Crisis en la Universidad Santiago de Cali

La Universidad Santiago de Cali (USC), esa magnífica Universidad formadora de destacados juristas, quedó como un cascarón lleno de edificios pero sin plata, el desgreño financiero acabó con su funcionalidad y el Cogobierno burlado por instancias llenas de adláteres, incensarios y aduladores. La Universidad tiene un Consejo Superior sin credibilidad, por estas circunstancias el movimiento estudiantil debe pensar en refundarla desde la base, desconociendo las instancias cómplices, redactando un Acta Fundacional a la manera de las actas de independencia, donde consten los factores de la crisis, señale a los responsables, proclamando que las conductas ilegales que la hicieron colapsar y anunciando ante los medios de comunicación una reforma estructural liderada por un Comité Central de Planeación que represente a la gran Asamblea Estudiantil apoyada por los profesores con criterio, consecuentes y no medrosos. Esa refundación sería bien vista por Ministerio de Educación para reformar los estatutos y salir de la crisis.

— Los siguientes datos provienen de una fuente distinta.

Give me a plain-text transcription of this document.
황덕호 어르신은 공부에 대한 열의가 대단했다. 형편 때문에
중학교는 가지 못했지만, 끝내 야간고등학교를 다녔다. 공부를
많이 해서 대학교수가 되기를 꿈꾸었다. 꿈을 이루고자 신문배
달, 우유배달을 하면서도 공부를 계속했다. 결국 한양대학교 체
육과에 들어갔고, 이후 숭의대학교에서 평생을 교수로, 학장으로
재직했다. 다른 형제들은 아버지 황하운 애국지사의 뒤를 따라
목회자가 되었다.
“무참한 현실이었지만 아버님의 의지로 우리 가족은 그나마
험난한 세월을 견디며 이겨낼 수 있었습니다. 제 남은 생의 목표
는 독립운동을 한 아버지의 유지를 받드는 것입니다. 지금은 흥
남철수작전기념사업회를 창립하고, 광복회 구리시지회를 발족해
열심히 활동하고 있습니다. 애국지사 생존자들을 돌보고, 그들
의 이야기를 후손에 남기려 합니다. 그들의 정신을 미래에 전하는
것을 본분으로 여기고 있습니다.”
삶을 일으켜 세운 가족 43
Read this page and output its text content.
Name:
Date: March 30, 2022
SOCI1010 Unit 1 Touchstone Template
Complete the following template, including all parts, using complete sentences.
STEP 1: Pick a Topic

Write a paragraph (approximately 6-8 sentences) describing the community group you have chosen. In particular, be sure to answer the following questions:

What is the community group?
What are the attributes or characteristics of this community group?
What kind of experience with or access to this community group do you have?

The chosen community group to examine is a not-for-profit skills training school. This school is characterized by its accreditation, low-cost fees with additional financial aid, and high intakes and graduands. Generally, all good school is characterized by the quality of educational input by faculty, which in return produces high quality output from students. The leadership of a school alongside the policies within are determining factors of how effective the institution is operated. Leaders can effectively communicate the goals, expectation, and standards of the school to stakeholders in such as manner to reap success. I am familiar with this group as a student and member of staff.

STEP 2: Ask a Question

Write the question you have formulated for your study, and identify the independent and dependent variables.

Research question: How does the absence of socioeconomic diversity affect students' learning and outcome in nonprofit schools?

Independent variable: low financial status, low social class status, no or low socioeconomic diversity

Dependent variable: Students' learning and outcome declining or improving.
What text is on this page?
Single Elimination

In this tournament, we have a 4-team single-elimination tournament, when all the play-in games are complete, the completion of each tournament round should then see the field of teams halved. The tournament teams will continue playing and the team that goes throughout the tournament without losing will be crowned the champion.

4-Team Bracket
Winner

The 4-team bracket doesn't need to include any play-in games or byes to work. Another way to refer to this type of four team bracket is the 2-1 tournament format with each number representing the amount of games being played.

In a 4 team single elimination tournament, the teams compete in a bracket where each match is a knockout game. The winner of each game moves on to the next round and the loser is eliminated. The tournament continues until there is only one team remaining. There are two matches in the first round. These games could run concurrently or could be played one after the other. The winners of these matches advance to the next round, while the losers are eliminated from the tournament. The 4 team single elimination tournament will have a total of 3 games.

Recorriendo el campus de la Universidad Santiago de Cali (USC) se siente la pesadumbre, en el rostro de los profesores, en las dubitaciones de los empleados y el malestar de los estudiantes, se palpa la crisis. El hueco financiero de más de 41.000 millones de pesos ha llevado a un plan de choque donde a los profesores hora-cátedra le redujeron el pago como si se tratara de un Colegio, a los profesores de tiempo completo los reconvirtieron en hora cátedra, a los investigadores les dan tratamiento de zánganos porque no mantienen exponiendo en las aulas 30 horas semanales, y algunos miembros del sindicato cuestionados por las concesiones decembrinas ahora incumplidas los ven como esquiroles.

El Ministerio de educación para acreditar una facultad como la de Derecho y las maestrías exige que existan grupos de investigación reconocidos por COLCIENCIAS y que produzcan. En la USC solo valoran a los profesores que llaman prosaicamente hora-tiza.

La tercera acepción de la palabra fundar en el Diccionario de la Lengua Española es: erigir, instituir un mayorazgo, una universidad o una obra pía, dándoles rentas y estatutos para que subsistan y se conserven. La quinta acepción dice: apoyar algo con motivos y razones eficaces o con discursos. Los fundadores de la universidad Santiago de Cali lo hicieron en 1958. Hoy ante el derrumbe de la funcionalidad, de la moral, y por la violación de los estatutos, de las condiciones de calidad y acreditación ante el Ministerio de Educación, por el incumplimiento de todas las normas internas, la única medida posible es Refundar ,reconstruir, rehacer, y esa potestad la tiene la población estudiantil sin la cual no habría universidad, estamento que con la suma de las matrículas hace posible su funcionamiento, dinero de las matrículas evaporado en medio de los negocios ajenos al funcionamiento académico. Esta Asamblea Estudiantil y Profesoral, convocada ampliamente, decidiò expedir un Acta de Refundación haciendo uso del poder constituyente de la teoría constitucional fundadora de Estados, ya que el aparato educativo del sistema estatal es un subsistema dentro del Estado, y apoyados en la autonomía universitaria y las bases conceptuales del Cogobierno, decide, refundar lo derruido y empezar a sanear todo las falencias dejadas por la administración que agenció la crisis. Actuaron invocando la legitimidad de la población estudiantil representada en la asamblea estudiantil y convocada debidamente, para recomponer la legalidad interna transgredida y burlada.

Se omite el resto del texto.